Checking the harsh laugh which rose to his lips and unable longer to contain himself, Storm sprang up and paced the floor. Brewster’s happiness would be of short duration; his hour was over! Softly, under his breath, Storm began to curse them both with horrible, meaningless curses; blood surged to his temples, pounded in his ears. A lurid red mist rose before his eyes, blinding him so that he staggered, stumbling against the furniture in his path. He, Norman Storm, had been flouted, betrayed; and by that smiling, lying, corrupt creature there beneath his roof whom he had trusted, idolized!

All at once through the roaring in his ears he heard his name called in wondering accents and turned. The door had opened, and Leila stood before him; a pale and trembling Leila, with wide, apprehensive eyes.
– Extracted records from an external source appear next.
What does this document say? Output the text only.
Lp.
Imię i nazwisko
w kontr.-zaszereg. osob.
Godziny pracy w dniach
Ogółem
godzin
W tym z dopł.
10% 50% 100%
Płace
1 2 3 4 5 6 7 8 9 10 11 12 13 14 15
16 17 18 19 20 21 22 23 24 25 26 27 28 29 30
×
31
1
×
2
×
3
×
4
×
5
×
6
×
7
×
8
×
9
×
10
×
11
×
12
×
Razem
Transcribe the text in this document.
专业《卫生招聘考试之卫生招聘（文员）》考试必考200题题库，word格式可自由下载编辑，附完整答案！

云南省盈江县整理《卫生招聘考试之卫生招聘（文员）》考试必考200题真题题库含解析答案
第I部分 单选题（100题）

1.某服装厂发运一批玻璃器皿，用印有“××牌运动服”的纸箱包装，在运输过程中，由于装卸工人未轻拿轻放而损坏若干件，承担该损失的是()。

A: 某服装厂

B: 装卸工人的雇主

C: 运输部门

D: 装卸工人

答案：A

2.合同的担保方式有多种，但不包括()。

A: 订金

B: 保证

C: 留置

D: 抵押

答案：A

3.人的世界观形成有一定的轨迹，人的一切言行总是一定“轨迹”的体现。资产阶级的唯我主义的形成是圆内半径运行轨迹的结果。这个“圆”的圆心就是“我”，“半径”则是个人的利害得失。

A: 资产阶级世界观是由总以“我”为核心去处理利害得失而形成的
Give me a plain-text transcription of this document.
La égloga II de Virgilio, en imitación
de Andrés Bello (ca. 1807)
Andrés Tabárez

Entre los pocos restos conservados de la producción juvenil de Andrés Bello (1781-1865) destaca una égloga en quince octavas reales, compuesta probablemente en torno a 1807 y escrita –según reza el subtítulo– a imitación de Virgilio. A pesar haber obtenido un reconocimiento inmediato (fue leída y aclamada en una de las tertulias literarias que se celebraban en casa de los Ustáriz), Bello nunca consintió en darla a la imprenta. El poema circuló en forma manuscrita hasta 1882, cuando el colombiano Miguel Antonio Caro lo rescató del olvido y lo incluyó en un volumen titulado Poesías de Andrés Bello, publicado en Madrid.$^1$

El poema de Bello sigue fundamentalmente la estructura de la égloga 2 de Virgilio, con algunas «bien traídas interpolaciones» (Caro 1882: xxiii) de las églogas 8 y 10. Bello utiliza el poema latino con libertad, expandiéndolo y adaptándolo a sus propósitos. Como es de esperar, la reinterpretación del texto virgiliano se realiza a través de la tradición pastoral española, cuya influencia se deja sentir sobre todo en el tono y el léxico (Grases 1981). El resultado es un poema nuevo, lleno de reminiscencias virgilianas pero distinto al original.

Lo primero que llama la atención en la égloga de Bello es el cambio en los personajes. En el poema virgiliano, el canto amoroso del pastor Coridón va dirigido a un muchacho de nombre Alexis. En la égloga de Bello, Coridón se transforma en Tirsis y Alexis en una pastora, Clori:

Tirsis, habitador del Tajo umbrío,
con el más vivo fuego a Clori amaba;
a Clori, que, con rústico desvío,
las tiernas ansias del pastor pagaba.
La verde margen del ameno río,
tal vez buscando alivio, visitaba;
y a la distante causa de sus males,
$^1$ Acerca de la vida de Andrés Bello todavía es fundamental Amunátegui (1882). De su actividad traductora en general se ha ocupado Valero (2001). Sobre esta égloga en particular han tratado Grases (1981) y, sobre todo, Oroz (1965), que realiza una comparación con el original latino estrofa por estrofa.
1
“Norman! When did you come in? Why do you look at me so strangely? What has happened?”

The mist cleared before him, the leaping blood was stilled as though a cold hand had tightened about his temples, and in a voice of dangerous calm he replied: “A great deal has happened. For one thing, I have found you out, my dear!”

“ ‘Found me out?’ ” she repeated advancing toward him in sheer wonderment. “Norman, what do you mean?”

“I returned home somewhat earlier than you expected, did I not?” He smiled, but the light in his eyes grew steely. “A trite, time-worn trick of the deceived husband, I admit, but it served! You thought yourself secure, didn’t you? Or perhaps you gave no thought whatever to my possible intrusion; you fancied you had sufficiently pulled the wool over my eyes to blind me indefinitely?”

“Deceived husband!” Her voice had sunk to a whisper of incredulous horror. “You cannot know what you are saying, Norman. You must be mad!”

“On the contrary, I have never known a saner moment. My madness lay in trusting you as I have all these years, loving you with an idolatry which could conceive of no wrong.”

“But I—I have done no wrong——”

“Don’t lie now!” he cried harshly. “Can’t you realize that it will avail you nothing, that it did not deceive me even yesterday? And to-night I come home and find your lover here beneath my roof thanking you for the happiest hour of his life!”